Autrement dit, cette perspective incite à traiter la question de la matérialité des œuvres, non un comme enjeu théorique rapporté à des débats et programmes de recherche (traiter les œuvres comme des actants, les définir comme des entités composites hybrides, saisir leurs ontologies changeantes ), mais comme une question toujours située et rapportée à des problématiques concrètes, celles des acteurs amenés à déterminer ou agir sur la matérialité de tel ou tel objet, et à y apporter des éléments de réponse à partir de l’observation et de la description de leurs activités. C’est dans le contexte de leurs activités que se rend sensible la compréhension qu’ils ont du type d’entité matérielle qu’est une œuvre, qu’ils la formulent explicitement, la discutent ou la rendent observable à travers leurs pratiques situées. Il s’agit alors d’examiner comment et dans quels termes cette question se formule pour les professionnels compétents.
Le cas du Magasin de Ben me fournira, en ce sens, autant de « contextes pertinents » 10 pour analyser comment les professionnels du musée appréhendent les objets qui, à un moment, passent entre leurs mains.
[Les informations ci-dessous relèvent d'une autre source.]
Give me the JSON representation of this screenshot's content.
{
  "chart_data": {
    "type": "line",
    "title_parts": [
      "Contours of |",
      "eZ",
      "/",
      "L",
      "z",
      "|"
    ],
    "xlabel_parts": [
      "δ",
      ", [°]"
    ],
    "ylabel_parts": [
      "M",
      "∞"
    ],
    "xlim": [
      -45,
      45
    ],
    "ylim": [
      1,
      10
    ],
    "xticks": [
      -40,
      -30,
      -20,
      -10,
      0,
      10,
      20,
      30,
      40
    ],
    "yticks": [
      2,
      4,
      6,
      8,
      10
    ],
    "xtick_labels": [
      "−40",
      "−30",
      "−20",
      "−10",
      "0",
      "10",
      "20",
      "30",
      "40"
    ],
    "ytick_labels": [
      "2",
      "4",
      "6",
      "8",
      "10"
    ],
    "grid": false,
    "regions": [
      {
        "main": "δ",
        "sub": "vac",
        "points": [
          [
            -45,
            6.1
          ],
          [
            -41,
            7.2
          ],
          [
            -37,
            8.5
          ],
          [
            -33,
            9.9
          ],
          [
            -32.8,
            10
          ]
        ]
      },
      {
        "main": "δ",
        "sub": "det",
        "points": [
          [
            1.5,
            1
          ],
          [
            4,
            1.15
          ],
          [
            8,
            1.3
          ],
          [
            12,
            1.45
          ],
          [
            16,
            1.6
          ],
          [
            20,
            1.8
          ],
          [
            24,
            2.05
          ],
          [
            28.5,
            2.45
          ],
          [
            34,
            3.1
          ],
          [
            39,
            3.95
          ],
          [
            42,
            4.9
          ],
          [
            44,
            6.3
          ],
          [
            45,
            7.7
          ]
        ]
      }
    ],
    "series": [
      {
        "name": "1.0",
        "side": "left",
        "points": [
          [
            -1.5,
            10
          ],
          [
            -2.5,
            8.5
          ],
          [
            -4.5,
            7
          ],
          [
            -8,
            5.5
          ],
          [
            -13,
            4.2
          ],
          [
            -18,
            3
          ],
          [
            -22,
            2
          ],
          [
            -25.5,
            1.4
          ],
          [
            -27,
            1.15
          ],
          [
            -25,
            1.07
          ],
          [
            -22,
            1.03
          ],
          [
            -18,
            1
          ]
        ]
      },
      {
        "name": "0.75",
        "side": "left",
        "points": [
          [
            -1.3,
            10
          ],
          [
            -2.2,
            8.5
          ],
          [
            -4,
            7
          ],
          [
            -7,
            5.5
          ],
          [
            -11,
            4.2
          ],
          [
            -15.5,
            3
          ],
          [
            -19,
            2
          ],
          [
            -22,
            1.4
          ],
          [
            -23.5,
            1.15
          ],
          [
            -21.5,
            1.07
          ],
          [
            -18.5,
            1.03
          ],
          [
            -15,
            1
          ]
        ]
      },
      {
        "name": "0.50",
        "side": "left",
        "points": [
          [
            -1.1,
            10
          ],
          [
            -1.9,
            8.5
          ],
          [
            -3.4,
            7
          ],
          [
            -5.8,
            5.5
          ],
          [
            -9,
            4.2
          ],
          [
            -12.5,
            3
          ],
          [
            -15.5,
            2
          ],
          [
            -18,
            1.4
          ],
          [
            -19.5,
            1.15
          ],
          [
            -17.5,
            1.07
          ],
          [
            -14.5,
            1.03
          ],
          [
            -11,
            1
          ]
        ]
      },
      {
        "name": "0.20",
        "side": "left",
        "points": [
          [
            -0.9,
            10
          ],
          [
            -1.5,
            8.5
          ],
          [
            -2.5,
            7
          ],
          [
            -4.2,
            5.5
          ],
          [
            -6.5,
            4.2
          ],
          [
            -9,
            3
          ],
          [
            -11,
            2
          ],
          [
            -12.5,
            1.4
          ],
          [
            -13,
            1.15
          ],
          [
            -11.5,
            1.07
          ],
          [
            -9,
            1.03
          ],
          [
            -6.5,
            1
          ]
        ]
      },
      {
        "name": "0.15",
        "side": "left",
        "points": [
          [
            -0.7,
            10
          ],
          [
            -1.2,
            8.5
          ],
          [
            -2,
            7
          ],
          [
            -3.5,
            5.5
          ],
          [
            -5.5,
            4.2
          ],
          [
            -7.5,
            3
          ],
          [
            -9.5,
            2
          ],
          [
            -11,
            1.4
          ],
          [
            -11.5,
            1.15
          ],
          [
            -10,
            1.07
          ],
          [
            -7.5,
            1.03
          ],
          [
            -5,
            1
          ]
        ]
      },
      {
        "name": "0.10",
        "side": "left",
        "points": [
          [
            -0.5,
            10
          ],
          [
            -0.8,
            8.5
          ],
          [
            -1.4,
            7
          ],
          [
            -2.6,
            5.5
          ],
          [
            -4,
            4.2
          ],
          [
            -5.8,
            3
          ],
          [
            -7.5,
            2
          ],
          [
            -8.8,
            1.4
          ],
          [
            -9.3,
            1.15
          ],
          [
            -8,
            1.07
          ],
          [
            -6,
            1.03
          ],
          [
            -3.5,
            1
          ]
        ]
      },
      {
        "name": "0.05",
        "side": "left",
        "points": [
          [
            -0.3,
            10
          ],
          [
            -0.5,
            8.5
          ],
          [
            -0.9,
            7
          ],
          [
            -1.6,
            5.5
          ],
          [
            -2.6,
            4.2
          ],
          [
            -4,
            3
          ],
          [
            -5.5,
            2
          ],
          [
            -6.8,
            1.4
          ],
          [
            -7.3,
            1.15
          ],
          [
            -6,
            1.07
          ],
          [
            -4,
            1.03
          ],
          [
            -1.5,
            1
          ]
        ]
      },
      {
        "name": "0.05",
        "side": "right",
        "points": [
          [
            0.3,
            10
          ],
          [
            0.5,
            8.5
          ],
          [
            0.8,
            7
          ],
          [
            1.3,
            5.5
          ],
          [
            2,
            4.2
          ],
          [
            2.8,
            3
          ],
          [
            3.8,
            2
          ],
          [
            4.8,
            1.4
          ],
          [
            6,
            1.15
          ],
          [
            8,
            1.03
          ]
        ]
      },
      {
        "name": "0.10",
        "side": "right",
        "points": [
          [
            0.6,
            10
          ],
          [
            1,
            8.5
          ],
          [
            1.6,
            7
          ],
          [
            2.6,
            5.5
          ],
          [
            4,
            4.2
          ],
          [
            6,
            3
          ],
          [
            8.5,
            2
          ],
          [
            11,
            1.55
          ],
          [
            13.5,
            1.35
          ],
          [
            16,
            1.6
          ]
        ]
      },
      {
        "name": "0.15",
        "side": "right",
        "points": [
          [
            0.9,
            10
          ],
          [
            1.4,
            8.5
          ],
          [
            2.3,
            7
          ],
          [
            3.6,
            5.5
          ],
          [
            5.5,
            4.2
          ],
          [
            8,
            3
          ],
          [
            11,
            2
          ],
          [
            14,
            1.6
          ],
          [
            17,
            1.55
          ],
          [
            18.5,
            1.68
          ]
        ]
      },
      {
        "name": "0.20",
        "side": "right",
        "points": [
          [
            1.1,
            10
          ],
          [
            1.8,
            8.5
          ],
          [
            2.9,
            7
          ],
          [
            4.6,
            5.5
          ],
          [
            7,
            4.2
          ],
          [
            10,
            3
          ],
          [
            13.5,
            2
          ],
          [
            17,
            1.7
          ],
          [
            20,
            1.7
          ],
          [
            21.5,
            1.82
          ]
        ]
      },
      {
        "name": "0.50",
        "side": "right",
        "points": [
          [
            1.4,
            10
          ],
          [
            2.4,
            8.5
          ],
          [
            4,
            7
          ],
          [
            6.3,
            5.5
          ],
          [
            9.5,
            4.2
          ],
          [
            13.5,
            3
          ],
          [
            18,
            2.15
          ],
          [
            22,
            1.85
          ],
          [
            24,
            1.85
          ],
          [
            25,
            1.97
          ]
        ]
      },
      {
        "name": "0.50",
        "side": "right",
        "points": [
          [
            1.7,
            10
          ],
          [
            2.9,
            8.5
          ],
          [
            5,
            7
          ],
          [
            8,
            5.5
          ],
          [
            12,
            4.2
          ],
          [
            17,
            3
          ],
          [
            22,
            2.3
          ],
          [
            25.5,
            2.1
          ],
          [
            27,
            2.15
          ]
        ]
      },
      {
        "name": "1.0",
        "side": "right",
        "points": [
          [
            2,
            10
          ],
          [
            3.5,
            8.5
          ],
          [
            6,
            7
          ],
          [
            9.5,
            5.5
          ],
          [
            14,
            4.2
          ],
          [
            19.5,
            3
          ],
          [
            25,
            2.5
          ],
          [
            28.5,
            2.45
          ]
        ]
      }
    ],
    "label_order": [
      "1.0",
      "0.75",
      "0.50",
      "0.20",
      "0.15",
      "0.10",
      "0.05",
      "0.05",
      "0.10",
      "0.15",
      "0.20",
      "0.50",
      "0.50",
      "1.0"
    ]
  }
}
Plus précisément, l’étude des formes d’attention portées au Magasin de Ben me permettra d’examiner la pluralité des conceptions des œuvres qui cohabitent dans l’institution, partagées entre approche essentialiste – en vertu de laquelle une œuvre est un objet matériel déterminé, qui existe indépendamment des opérations effectuées sur lui – et approche praxéologique – selon laquelle les propriétés qui définissent les œuvres (un titre, des matériaux, des dimensions, un ensemble d’éléments, un mode d’installation ) se discutent et se (re)déterminent dans les activités et pratiques situées.
Une ethnographie de la conservation au MNAM : le choix du Magasin de Ben
14 Cette étude s’appuie sur des matériaux collectés entre 2014 et 2017 au MNAM, dans le cadre d’une ethnographie des activités liées aux œuvres de la collection contemporaine du musée, soit les œuvres produites par des artistes nés entre 1920 et 1960, au nombre de 3000 environ (au moment de l’étude). Cette enquête m’a amenée à suivre, observer et parfois filmer les membres du service des collections contemporaines en charge de la conservation des œuvres dans leurs activités quotidiennes et leurs interactions avec les membres des autres services : préparation de prêts, installation d’œuvres en salle, opération de restauration, travail de documentation, organisation des commissions d’acquisitions, étude des œuvres dans les réserves, convoiement.
Plus précisément, en dialogue avec le service des collections contemporaines, j’ai été invitée à prêter une attention particulière aux œuvres dites « complexes » de la collection. Cette catégorisation décrit un ensemble ouvert d’œuvres (installations, sculptures monumentales, œuvres à protocoles, œuvres impliquant des techniques mixtes ), qui ont en commun de mettre à l’épreuve les procédures standard de la conservation et de la mise en exposition. Il faut souligner que cette catégorie, principalement mobilisée par les conservateurs, ne renvoie pas à un genre de pièces déterminé a priori selon des critères internes (format, matériaux ou techniques) : elle met en évidence une propriété situationnelle des œuvres, qui peuvent se présenter, à un moment de leur existence institutionnelle, comme complexes pour ceux qui en ont la responsabilité.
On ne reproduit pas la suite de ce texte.